2026-03-11 evolutionary biology
10.64898/2026.03.09.710348 bioRxiv
Show abstract

This study explores the proximal and biological mechanisms underlying male same-sex orientation, with a focus on the Fraternal Birth Order Effect (FBOE), a robust phenomenon whereby androphilic men tend to have more older brothers, and its relationship with the Sororal Birth Order Effect (SBOE), whereby older sisters also appear to influence sexual orientation, albeit less consistently. The Maternal Immune Hypothesis (MIH), which posits that maternal immune responses to male-specific antigens accumulate across successive male pregnancies, provides a compelling proximal explanation for the FBOE, but it fails to fully account for the SBOE and other birth order patterns, such as the elevated prevalence of same-sex orientation among only-children compared to firstborns in larger sibships. Through explicit modelling of the MIH, our simulations reveal that the correlation between the number of older brothers and sisters generates a spurious SBOE, which disappears when controlling for older brothers, unless miscarriages are considered, in which case this control becomes insufficient. Additionally, the increased prevalence of same-sex orientation among only-children, relative to firstborns with siblings, only emerges when miscarriages are incorporated into the model.
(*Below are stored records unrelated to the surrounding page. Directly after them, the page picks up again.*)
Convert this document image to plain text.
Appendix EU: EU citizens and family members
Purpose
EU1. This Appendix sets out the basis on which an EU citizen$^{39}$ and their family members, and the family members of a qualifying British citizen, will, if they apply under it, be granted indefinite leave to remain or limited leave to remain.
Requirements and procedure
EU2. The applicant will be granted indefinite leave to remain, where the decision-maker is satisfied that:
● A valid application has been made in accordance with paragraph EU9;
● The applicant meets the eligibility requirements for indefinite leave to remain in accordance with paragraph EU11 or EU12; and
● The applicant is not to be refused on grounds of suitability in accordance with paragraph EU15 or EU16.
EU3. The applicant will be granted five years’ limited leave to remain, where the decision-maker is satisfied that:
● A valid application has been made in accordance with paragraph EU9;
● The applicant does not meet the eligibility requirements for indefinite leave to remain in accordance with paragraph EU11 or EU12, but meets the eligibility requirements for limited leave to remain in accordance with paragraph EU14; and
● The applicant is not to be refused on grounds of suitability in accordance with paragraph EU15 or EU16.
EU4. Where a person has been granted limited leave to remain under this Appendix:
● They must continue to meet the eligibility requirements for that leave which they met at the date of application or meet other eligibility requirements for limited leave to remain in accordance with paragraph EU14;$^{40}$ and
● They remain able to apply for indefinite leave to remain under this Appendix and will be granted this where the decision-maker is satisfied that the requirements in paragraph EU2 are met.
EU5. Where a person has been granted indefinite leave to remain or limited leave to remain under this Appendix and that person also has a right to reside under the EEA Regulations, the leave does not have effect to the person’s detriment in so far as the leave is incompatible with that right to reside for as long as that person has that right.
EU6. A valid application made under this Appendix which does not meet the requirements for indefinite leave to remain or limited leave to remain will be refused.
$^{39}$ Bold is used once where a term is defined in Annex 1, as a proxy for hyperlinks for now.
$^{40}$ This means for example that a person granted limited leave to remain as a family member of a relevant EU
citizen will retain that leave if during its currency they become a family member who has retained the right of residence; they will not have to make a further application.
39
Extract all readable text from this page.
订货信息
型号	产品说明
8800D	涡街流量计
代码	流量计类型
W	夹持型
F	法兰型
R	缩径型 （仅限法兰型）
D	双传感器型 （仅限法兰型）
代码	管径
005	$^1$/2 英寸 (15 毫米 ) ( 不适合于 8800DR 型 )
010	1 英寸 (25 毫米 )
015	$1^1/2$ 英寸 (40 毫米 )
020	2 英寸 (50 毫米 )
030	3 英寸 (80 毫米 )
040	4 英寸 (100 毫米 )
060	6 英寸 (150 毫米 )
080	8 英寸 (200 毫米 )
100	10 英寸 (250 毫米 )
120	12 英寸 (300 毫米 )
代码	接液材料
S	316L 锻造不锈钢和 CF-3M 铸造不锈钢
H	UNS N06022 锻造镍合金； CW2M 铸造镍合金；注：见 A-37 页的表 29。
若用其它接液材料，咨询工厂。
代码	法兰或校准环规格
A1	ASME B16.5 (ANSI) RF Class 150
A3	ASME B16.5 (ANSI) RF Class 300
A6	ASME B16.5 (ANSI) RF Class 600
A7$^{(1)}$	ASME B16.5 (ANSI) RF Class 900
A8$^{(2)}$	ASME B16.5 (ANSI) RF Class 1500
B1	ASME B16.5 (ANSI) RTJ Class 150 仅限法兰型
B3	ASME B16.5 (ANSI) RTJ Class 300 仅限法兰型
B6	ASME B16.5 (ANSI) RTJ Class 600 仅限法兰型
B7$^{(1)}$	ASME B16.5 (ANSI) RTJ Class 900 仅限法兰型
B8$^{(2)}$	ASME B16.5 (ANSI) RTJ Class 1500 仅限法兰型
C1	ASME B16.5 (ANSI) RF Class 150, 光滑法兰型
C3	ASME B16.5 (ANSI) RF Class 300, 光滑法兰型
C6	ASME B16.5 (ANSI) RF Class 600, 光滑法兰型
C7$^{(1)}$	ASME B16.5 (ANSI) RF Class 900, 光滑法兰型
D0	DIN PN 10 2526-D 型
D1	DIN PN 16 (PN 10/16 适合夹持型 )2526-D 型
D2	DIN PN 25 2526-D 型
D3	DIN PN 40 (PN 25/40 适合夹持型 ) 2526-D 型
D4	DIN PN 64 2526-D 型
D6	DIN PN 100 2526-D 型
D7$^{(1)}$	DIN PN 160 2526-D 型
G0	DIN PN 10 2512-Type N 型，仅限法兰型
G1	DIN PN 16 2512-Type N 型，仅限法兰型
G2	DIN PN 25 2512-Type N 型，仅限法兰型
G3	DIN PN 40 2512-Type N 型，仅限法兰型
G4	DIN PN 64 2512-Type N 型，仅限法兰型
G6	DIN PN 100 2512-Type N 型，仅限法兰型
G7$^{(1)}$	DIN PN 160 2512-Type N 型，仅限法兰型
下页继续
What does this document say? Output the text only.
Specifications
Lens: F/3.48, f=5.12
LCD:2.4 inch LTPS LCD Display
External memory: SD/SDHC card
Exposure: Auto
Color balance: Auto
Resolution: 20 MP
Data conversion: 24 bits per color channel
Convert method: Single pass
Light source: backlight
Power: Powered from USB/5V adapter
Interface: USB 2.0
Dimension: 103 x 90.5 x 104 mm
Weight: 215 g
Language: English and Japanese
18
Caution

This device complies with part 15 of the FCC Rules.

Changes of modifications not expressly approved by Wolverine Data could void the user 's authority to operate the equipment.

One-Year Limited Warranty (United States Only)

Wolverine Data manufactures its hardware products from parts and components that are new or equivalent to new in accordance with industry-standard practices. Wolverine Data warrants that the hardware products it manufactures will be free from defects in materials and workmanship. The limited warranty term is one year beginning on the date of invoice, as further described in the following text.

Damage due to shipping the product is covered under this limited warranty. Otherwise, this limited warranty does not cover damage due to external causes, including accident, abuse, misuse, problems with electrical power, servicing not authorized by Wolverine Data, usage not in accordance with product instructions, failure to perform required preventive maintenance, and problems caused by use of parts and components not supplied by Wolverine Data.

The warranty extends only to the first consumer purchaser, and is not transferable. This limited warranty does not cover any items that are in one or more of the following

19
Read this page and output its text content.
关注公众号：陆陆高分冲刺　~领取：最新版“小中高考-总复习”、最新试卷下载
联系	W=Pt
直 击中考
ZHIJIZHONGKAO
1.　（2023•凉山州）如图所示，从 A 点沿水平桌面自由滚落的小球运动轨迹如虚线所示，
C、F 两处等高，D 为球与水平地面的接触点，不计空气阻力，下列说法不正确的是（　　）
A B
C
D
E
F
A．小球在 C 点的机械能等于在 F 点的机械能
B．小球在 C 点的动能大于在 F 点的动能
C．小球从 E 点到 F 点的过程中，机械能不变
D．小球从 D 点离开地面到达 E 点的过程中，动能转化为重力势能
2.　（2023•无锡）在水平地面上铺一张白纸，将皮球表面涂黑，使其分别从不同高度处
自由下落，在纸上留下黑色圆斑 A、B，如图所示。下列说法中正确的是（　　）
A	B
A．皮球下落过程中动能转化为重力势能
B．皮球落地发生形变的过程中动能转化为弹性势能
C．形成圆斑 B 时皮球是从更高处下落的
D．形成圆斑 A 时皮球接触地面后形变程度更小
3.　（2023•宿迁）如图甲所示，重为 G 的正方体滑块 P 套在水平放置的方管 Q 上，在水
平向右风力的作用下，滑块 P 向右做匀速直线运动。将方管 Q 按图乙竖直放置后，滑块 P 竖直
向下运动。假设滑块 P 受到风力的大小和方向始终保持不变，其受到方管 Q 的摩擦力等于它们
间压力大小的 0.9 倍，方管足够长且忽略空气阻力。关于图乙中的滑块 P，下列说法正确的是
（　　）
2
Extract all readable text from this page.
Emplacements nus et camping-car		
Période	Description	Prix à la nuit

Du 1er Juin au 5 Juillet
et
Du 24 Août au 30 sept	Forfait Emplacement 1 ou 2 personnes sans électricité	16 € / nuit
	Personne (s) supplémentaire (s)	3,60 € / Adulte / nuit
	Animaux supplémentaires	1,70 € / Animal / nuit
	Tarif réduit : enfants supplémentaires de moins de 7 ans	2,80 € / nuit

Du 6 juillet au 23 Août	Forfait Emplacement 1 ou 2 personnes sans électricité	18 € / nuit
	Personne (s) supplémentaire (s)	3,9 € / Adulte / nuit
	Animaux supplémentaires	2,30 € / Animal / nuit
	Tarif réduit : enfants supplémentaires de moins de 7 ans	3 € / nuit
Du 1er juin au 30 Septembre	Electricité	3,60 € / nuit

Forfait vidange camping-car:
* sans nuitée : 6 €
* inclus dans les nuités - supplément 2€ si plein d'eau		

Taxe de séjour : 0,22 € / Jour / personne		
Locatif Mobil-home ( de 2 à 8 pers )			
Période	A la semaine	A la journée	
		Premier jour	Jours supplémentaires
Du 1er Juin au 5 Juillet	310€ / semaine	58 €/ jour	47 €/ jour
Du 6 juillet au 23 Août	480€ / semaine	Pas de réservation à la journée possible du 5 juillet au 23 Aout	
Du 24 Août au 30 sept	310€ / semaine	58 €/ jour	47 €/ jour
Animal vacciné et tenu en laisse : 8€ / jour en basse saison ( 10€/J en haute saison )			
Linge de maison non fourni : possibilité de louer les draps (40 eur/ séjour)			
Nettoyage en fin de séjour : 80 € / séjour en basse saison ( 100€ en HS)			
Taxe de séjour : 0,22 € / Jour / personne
Empirical analyses across eight diverse populations (Indonesia, France, French Polynesia, Greece, Canada, Czech Republic, Samoa, Iran) confirm the presence of an overall significant FBOE and, critically, an overall significant SBOE even after controlling for the number of older brothers. The higher frequency of same-sex orientation men among only-children, compared to firstborns in larger sibships, further supports a possible role of miscarriage. However, the miscarriage rates estimated to explain the observed SBOE (37% - 57%) exceed typical reported rates (10% - 30%), suggesting either that additional mechanisms contribute to a spurious SBOE or that a non-spurious SBOE exists alongside the FBOE. Limitations of this study are discussed, as well as whether the MIH framework can be extended to accommodate these findings, or if alternative explanations are needed to resolve these discrepancies.